Lastly, while we are in the midst of a revolution, we do recognize that we are also in the midst of a pandemic and we must remain mindful of the disproportionate impact this has on our community. BSU has started a community initiative known as BSU Care Bags in which we will deliver bags filled with wellness items such as food, over the counter medication, hand sanitizer and hygiene products. This is not limited to what is stated, please let us know of anything else that your family needs to support your wellness during this time. A Google form with the necessary information will be sent out to estimate the need. This is on a first come first serve basis, so please fill out the Google form immediately if you are in need. 

This initiative is only as effective as the generosity of the community. If you are able, please donate to this cause. 

Venmo: @unlblackstudentunion 

Cash App: $UNLblackstudentunion 

It is crucial to understand that action must accompany voices. We need to be active in manifesting change, and our voices need to be amplified. Here’s how to be vocal: 

  • Donate to the Malone Community Center in Lincoln. They aid the youth of our community by providing education and mentorship.

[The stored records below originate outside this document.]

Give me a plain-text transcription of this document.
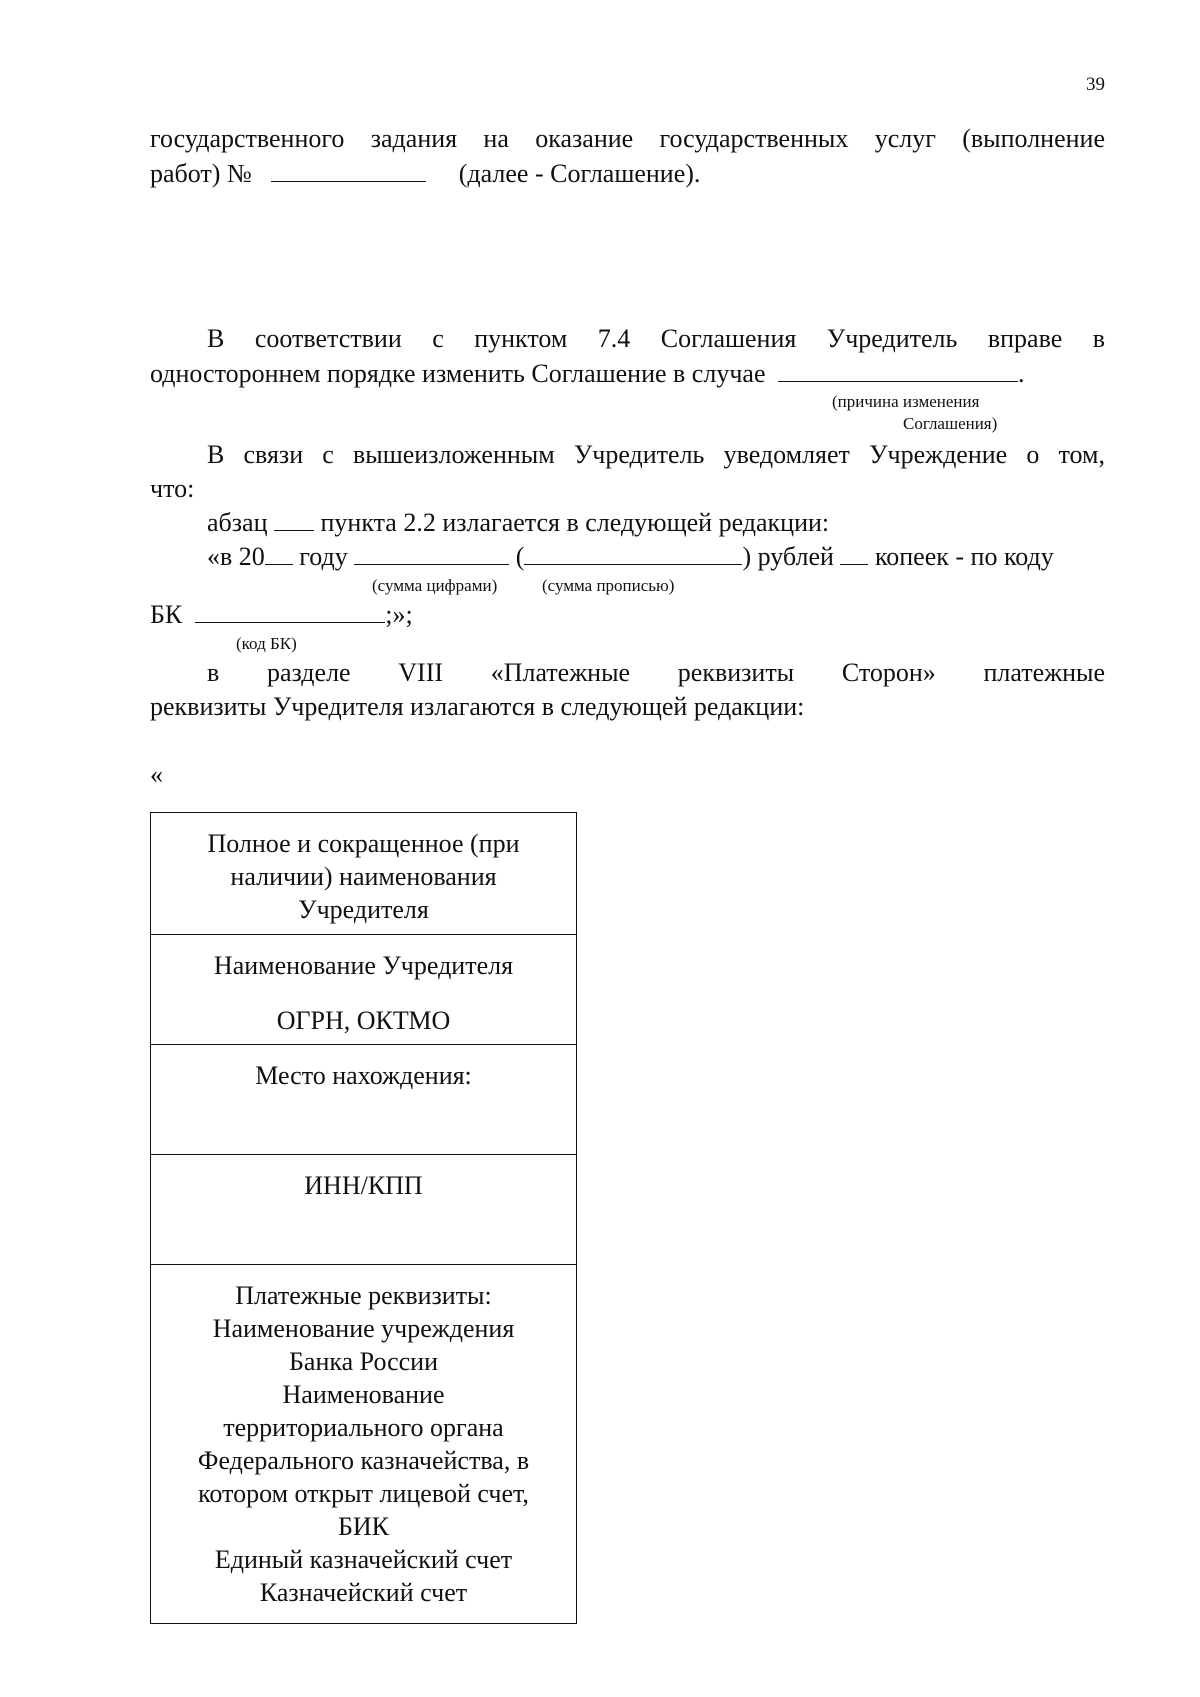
39
государственного задания на оказание государственных услуг (выполнение
работ) №	(далее - Соглашение).
В соответствии с пунктом 7.4 Соглашения Учредитель вправе в
одностороннем порядке изменить Соглашение в случае	.
(причина изменения
Соглашения)
В связи с вышеизложенным Учредитель уведомляет Учреждение о том,
что:
абзац пункта 2.2 излагается в следующей редакции:
«в 20 году	(	) рублей копеек - по коду
(сумма цифрами)	(сумма прописью)
БК	;»;
(код БК)
в разделе VIII «Платежные реквизиты Сторон» платежные
реквизиты Учредителя излагаются в следующей редакции:
«
Полное и сокращенное (при
наличии) наименования
Учредителя
Наименование Учредителя
ОГРН, ОКТМО
Место нахождения:
ИНН/КПП
Платежные реквизиты:
Наименование учреждения
Банка России
Наименование
территориального органа
Федерального казначейства, в
котором открыт лицевой счет,
БИК
Единый казначейский счет
Казначейский счет
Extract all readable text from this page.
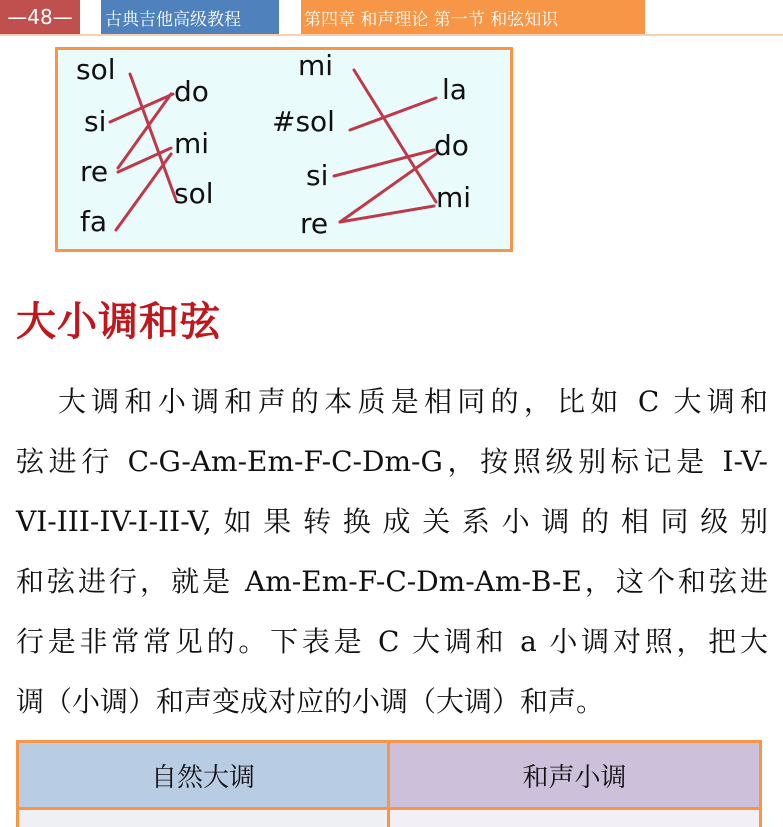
—48—	古典吉他高级教程	第四章 和声理论 第一节 和弦知识
sol
si
re
fa
do
mi
sol
mi
#sol
si
re
la
do
mi
大小调和弦
大调和小调和声的本质是相同的，比如 C 大调和
弦进行 C-G-Am-Em-F-C-Dm-G，按照级别标记是 I-V-
VI-III-IV-I-II-V,如果转换成关系小调的相同级别
和弦进行，就是 Am-Em-F-C-Dm-Am-B-E，这个和弦进
行是非常常见的。下表是 C 大调和 a 小调对照，把大
调（小调）和声变成对应的小调（大调）和声。
自然大调	和声小调
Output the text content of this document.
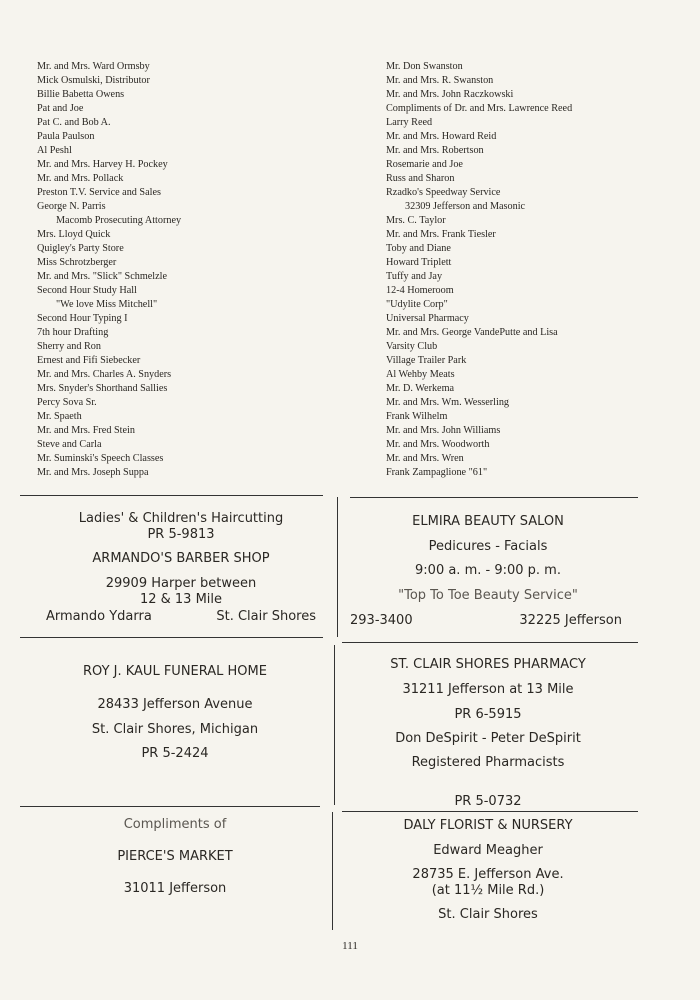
Mr. and Mrs. Ward Ormsby
Mick Osmulski, Distributor
Billie Babetta Owens
Pat and Joe
Pat C. and Bob A.
Paula Paulson
Al Peshl
Mr. and Mrs. Harvey H. Pockey
Mr. and Mrs. Pollack
Preston T.V. Service and Sales
George N. Parris
Macomb Prosecuting Attorney
Mrs. Lloyd Quick
Quigley's Party Store
Miss Schrotzberger
Mr. and Mrs. "Slick" Schmelzle
Second Hour Study Hall
"We love Miss Mitchell"
Second Hour Typing I
7th hour Drafting
Sherry and Ron
Ernest and Fifi Siebecker
Mr. and Mrs. Charles A. Snyders
Mrs. Snyder's Shorthand Sallies
Percy Sova Sr.
Mr. Spaeth
Mr. and Mrs. Fred Stein
Steve and Carla
Mr. Suminski's Speech Classes
Mr. and Mrs. Joseph Suppa
Mr. Don Swanston
Mr. and Mrs. R. Swanston
Mr. and Mrs. John Raczkowski
Compliments of Dr. and Mrs. Lawrence Reed
Larry Reed
Mr. and Mrs. Howard Reid
Mr. and Mrs. Robertson
Rosemarie and Joe
Russ and Sharon
Rzadko's Speedway Service
32309 Jefferson and Masonic
Mrs. C. Taylor
Mr. and Mrs. Frank Tiesler
Toby and Diane
Howard Triplett
Tuffy and Jay
12-4 Homeroom
"Udylite Corp"
Universal Pharmacy
Mr. and Mrs. George VandePutte and Lisa
Varsity Club
Village Trailer Park
Al Wehby Meats
Mr. D. Werkema
Mr. and Mrs. Wm. Wesserling
Frank Wilhelm
Mr. and Mrs. John Williams
Mr. and Mrs. Woodworth
Mr. and Mrs. Wren
Frank Zampaglione "61"

Ladies' & Children's Haircutting

PR 5-9813

ARMANDO'S BARBER SHOP

29909 Harper between

12 & 13 Mile

Armando Ydarra	St. Clair Shores

ELMIRA BEAUTY SALON

Pedicures - Facials

9:00 a. m. - 9:00 p. m.

"Top To Toe Beauty Service"

293-3400	32225 Jefferson

ROY J. KAUL FUNERAL HOME

28433 Jefferson Avenue

St. Clair Shores, Michigan

PR 5-2424

ST. CLAIR SHORES PHARMACY

31211 Jefferson at 13 Mile

PR 6-5915

Don DeSpirit - Peter DeSpirit

Registered Pharmacists

Compliments of

PIERCE'S MARKET

31011 Jefferson

PR 5-0732

DALY FLORIST & NURSERY

Edward Meagher

28735 E. Jefferson Ave.

(at 11½ Mile Rd.)

St. Clair Shores

111
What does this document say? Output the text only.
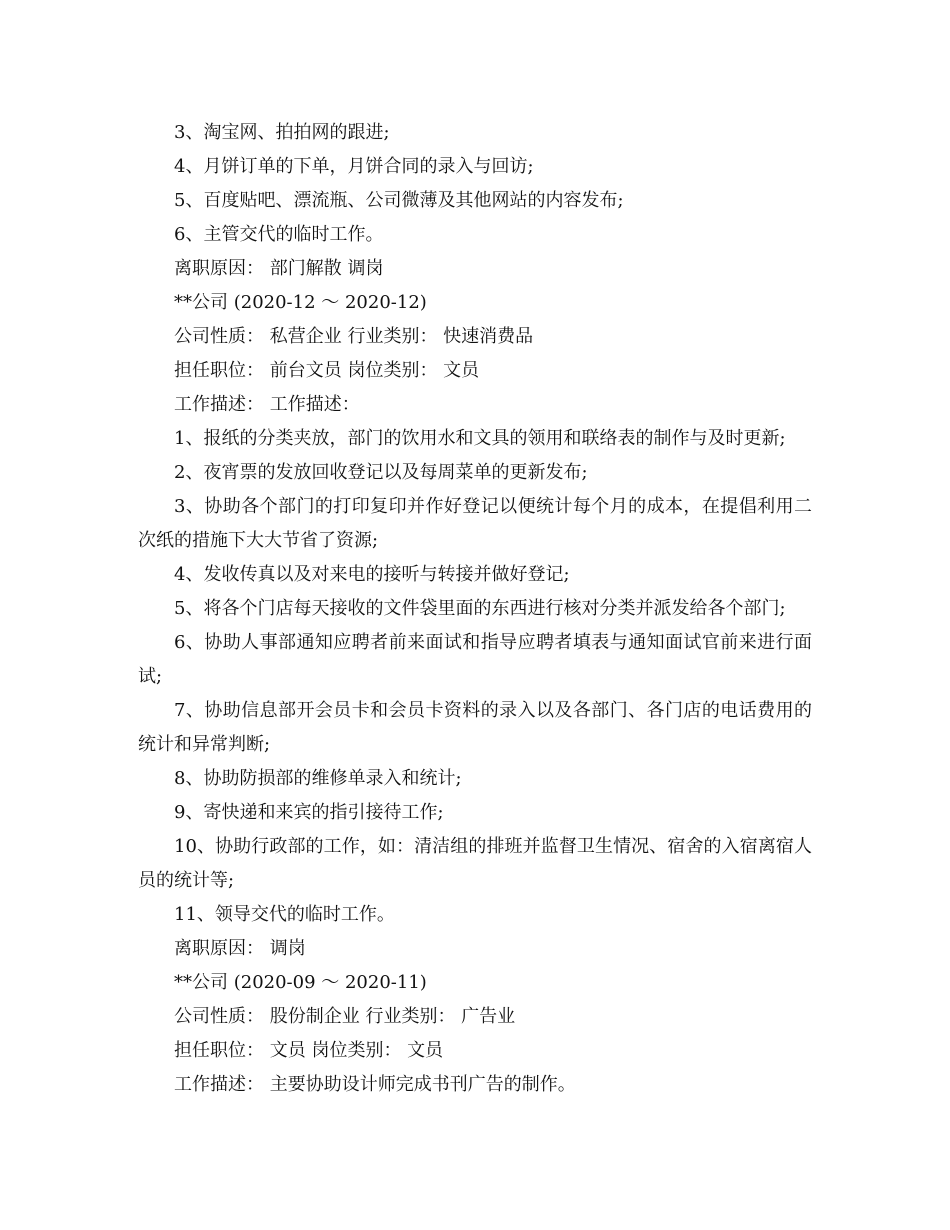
3、淘宝网、拍拍网的跟进;

4、月饼订单的下单，月饼合同的录入与回访;

5、百度贴吧、漂流瓶、公司微薄及其他网站的内容发布;

6、主管交代的临时工作。

离职原因： 部门解散 调岗

**公司 (2020-12 ～ 2020-12)

公司性质： 私营企业 行业类别： 快速消费品

担任职位： 前台文员 岗位类别： 文员

工作描述： 工作描述：

1、报纸的分类夹放，部门的饮用水和文具的领用和联络表的制作与及时更新;

2、夜宵票的发放回收登记以及每周菜单的更新发布;

3、协助各个部门的打印复印并作好登记以便统计每个月的成本，在提倡利用二次纸的措施下大大节省了资源;

4、发收传真以及对来电的接听与转接并做好登记;

5、将各个门店每天接收的文件袋里面的东西进行核对分类并派发给各个部门;

6、协助人事部通知应聘者前来面试和指导应聘者填表与通知面试官前来进行面试;

7、协助信息部开会员卡和会员卡资料的录入以及各部门、各门店的电话费用的统计和异常判断;

8、协助防损部的维修单录入和统计;

9、寄快递和来宾的指引接待工作;

10、协助行政部的工作，如：清洁组的排班并监督卫生情况、宿舍的入宿离宿人员的统计等;

11、领导交代的临时工作。

离职原因： 调岗

**公司 (2020-09 ～ 2020-11)

公司性质： 股份制企业 行业类别： 广告业

担任职位： 文员 岗位类别： 文员

工作描述： 主要协助设计师完成书刊广告的制作。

  • Read and sign the “Justice for George Floyd” petition on change.orgto urge state officials to properly prosecute those involved. 

  • Text “Floyd” to 55156.

  • If you can, donate to the NAACP Legal defense fund, Communities United Against Police Brutality, the Black Lives Matter movement and/or the Minnesota Freedom Fund.

  • Urge our state senators and representatives to break the silence and speak on these events that happen too frequently. 

  • Participate in the protests that are occurring throughout the country. There is power in numbers, and voices are heard when multiplied.

  • Donate to the BSU Care Bags Initiative. 

With unapologetic love,

The Black Student Union, University of Nebraska-Lincoln


Batool Ibrahim, Black Student Union President 

Aiah Nour, African Student Association President

Savant Nzayiramya, Rwandan Student Association President

Alicia Johnson, Black Graduate Student Association

Temi Onayemi, Afrikan People’s Union President, 2019-2020

Bousaina Ibrahim, Diversity and Inclusion Co-Chair

Damien Niyonshuti, Diversity and Inclusion Co-Chair

Da’Von George, APU Freshman Action Team President

Santanna Schunk, Phi Iota Chapter of Zeta Phi Beta Sorority, Inc. President, UNL NPHC President

Ibraheem Hamzat, Association of Students of the University of Nebraska (ASUN) External Vice President, 2019-2020

Yakira McKay, Delta Sigma Theta Sorority, Inc.